Investors’ preference however remains on the 364-day paper on what is viewed to be its relatively higher returns of 9.3467% as at the end of October. The 91- and the 182-day papers are currently trading at returns of 7.829% and 7.865% respectively.

[Graph in PDF]

Economic Update

The Central Bank monetary policy (MPC) effected an eight consecutive interest rate cut of 25.0bps from 9.50% to 9.25% on 7th October 2025, in an aim to foster economic growth by stimulating commercial lending to the private sector. The past rate cuts have so far witnessed improved private sector credit from a contraction of 2.9% in Jan-2025 to 2.2% in June and 5.0% by end of August 2025.

The favorable credit growth rate for a stable economic growth is projected at above 12.0% with an inflation range of 5±2.5%.

Inflation remains within the above government target range, stabilizing at 4.6% in September and October 2025, supported by food prices on increased supply especially for maize after the October harvest especially from the western part of Kenya.

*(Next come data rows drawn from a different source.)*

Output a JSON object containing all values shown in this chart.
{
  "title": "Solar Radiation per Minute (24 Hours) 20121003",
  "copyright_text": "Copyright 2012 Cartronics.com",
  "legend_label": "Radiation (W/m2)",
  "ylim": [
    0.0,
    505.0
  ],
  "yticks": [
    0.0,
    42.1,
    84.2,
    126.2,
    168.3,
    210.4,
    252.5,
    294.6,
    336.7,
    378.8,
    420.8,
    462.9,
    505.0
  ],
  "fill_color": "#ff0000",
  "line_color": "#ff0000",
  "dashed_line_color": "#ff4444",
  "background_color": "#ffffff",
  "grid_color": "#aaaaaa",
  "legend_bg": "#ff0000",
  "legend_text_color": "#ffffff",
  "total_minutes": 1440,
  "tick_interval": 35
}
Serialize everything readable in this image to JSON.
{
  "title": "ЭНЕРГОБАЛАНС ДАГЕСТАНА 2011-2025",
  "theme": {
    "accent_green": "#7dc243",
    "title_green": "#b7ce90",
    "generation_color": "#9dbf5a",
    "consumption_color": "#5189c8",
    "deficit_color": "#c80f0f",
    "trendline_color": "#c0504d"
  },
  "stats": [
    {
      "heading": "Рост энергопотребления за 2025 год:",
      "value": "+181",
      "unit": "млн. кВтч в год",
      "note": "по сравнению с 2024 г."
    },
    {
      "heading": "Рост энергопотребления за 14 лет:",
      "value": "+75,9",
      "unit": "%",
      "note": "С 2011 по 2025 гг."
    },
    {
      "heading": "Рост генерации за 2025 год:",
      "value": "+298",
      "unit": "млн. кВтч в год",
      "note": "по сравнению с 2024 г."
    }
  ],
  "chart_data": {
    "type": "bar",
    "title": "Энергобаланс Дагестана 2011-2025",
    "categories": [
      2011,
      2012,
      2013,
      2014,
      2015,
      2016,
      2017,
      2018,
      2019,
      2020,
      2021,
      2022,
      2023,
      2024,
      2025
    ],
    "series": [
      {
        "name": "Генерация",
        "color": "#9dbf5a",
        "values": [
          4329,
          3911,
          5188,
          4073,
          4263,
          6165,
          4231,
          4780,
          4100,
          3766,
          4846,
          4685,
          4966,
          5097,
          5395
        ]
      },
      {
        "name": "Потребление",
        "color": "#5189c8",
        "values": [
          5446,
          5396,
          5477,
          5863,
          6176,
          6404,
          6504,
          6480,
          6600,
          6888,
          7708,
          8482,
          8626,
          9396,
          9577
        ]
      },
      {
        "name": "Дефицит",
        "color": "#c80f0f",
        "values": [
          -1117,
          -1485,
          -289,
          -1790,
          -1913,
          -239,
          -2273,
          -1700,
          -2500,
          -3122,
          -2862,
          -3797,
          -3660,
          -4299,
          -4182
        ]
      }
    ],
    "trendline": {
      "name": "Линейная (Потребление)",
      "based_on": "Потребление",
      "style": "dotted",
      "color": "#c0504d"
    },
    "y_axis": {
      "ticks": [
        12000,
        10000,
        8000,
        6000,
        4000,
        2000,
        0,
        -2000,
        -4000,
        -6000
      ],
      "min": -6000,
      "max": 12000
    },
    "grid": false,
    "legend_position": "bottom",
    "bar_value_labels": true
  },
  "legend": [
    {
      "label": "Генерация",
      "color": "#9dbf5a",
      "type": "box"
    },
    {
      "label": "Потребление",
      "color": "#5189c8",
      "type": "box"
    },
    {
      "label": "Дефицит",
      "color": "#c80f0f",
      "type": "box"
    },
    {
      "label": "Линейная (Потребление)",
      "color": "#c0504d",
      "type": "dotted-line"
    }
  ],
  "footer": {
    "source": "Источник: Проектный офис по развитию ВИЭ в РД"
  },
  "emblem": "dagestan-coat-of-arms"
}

The interbank rate continues to track the above Central Bank Rate (CBR), declining by 26.6bps between end of September and end of October 2025.

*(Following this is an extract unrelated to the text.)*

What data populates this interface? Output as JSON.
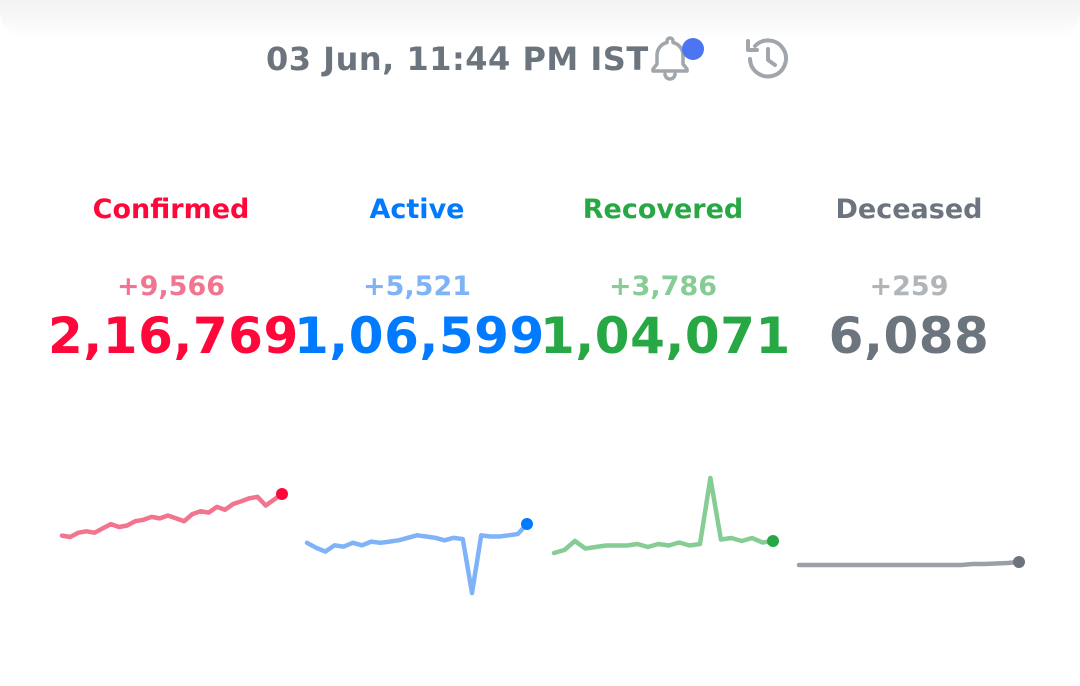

Forex reserves remain stable at USD 12.19Bn, sufficient for 5.3-month of import cover, supported by the October 2025 Eurobond receipts, diaspora remittances and inflows from agricultural exports. All these combined continue backing up the local currency.

[Graph in PDF]

About Report

Primary Bonds Pre-auction Note
November 4, 2025

Overview

The Central Bank of Kenya (CBK) re-opened two papers, FXD1/2012/020 & FXD1/2022/015, seeking KES 40 billion from the public for November 2025 budgetary support.
The FXD1/2012/20 was last issued in May 2025 where it was oversubscribed with KES 54.39Bn against a KES 30.00Bn target. Its market weighted average pricing was 13.7334% (YTM) while the government accepting bids of 13.6489%.
FXD1/2022/015 has an outstanding amount of KES 129.19Bn with its 13.942% coupon being paid out in April and October annually. During the recent May 2025 re-opening, the paper was undersubscribed with KES 26.41Bn against a KES 50.00Bn.Its market average YTM was 13.9417% while accepting a 13.9128% YTM.